Alors que la musique retentissait toujours, les gardiens de l’ordre du comptoir stoppèrent leur conversation et me toisèrent sans vergogne. Je les dévisageais un à un. Les yeux brillaient sous leurs paupières lourdes. De grands sourires narquois manifestaient la joie d’avoir percer à jour l’hérétique. Je pris mon temps. Ce genre de situation n’était pas tout à fait nouvelle pour moi. Ce n’était pas la première fois que la bonhomie grégaire et son avatar d’Alpha-man voulait m’embarquer dans une délire incontrôlé.
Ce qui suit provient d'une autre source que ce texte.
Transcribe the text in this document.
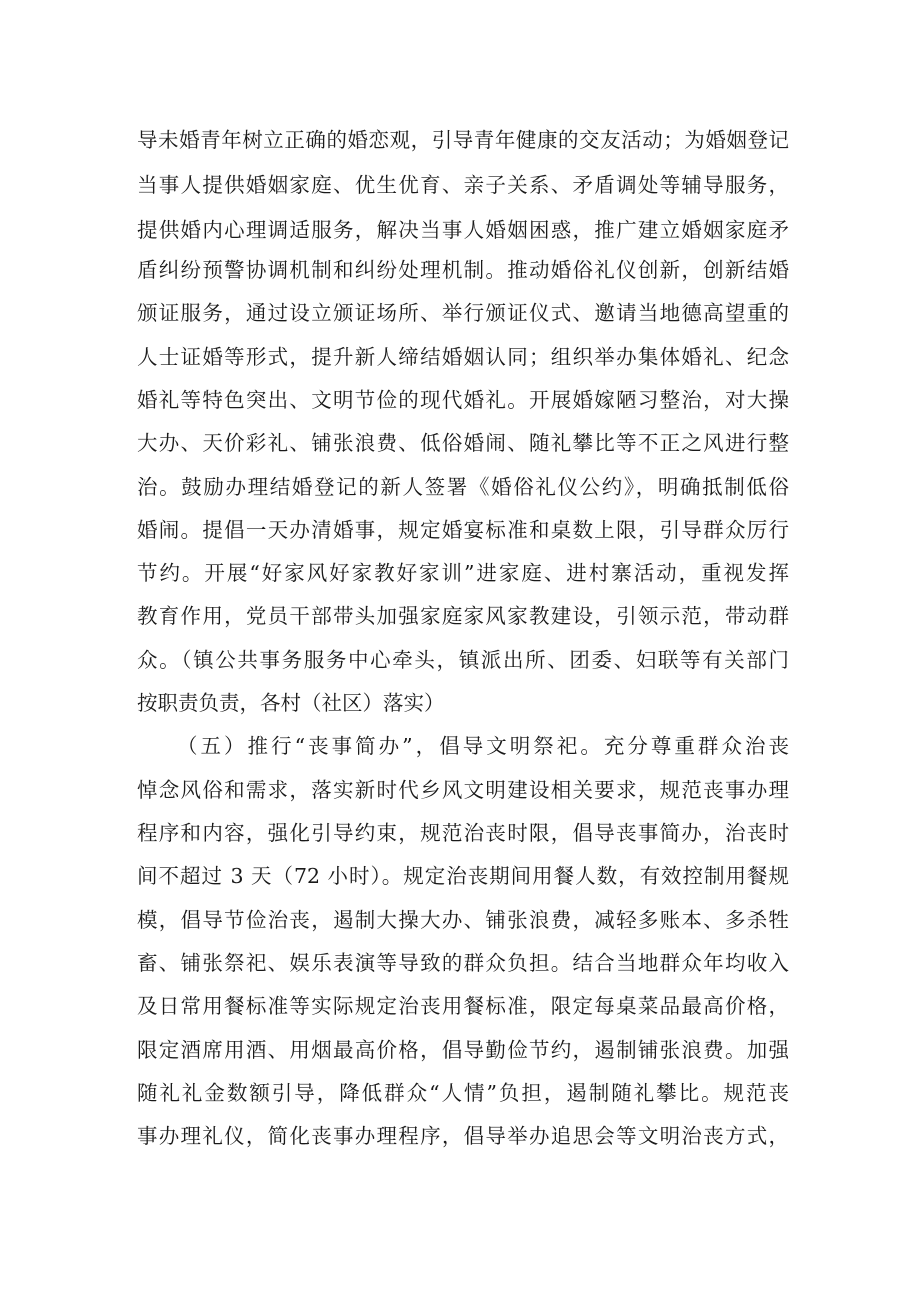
导未婚青年树立正确的婚恋观，引导青年健康的交友活动；为婚姻登记
当事人提供婚姻家庭、优生优育、亲子关系、矛盾调处等辅导服务，
提供婚内心理调适服务，解决当事人婚姻困惑，推广建立婚姻家庭矛
盾纠纷预警协调机制和纠纷处理机制。推动婚俗礼仪创新，创新结婚
颁证服务，通过设立颁证场所、举行颁证仪式、邀请当地德高望重的
人士证婚等形式，提升新人缔结婚姻认同；组织举办集体婚礼、纪念
婚礼等特色突出、文明节俭的现代婚礼。开展婚嫁陋习整治，对大操
大办、天价彩礼、铺张浪费、低俗婚闹、随礼攀比等不正之风进行整
治。鼓励办理结婚登记的新人签署《婚俗礼仪公约》，明确抵制低俗
婚闹。提倡一天办清婚事，规定婚宴标准和桌数上限，引导群众厉行
节约。开展“好家风好家教好家训”进家庭、进村寨活动，重视发挥
教育作用，党员干部带头加强家庭家风家教建设，引领示范，带动群
众。（镇公共事务服务中心牵头，镇派出所、团委、妇联等有关部门
按职责负责，各村（社区）落实）
（五）推行“丧事简办”，倡导文明祭祀。充分尊重群众治丧
悼念风俗和需求，落实新时代乡风文明建设相关要求，规范丧事办理
程序和内容，强化引导约束，规范治丧时限，倡导丧事简办，治丧时
间不超过 3 天（72 小时）。规定治丧期间用餐人数，有效控制用餐规
模，倡导节俭治丧，遏制大操大办、铺张浪费，减轻多账本、多杀牲
畜、铺张祭祀、娱乐表演等导致的群众负担。结合当地群众年均收入
及日常用餐标准等实际规定治丧用餐标准，限定每桌菜品最高价格，
限定酒席用酒、用烟最高价格，倡导勤俭节约，遏制铺张浪费。加强
随礼礼金数额引导，降低群众“人情”负担，遏制随礼攀比。规范丧
事办理礼仪，简化丧事办理程序，倡导举办追思会等文明治丧方式，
L’argument maître que j’usais autrefois était de dire, avec une voix plaintive, que je ne tenais pas l’alcool. Bien sûr, il fallait insister. Mais une fois que l’auditoire était convaincu de ma bonne foi, l’incrédulité et la suspicion laissaient place à une grande compassion ! Bon, elle durait 7 secondes, mais quand même ! Secondes après lesquelles, tout le monde se détournait de moi, par crainte de contagion j’imagine. J’eus quelques succès avec cette méthode, un bûcheron me prit dans ces bras un jour.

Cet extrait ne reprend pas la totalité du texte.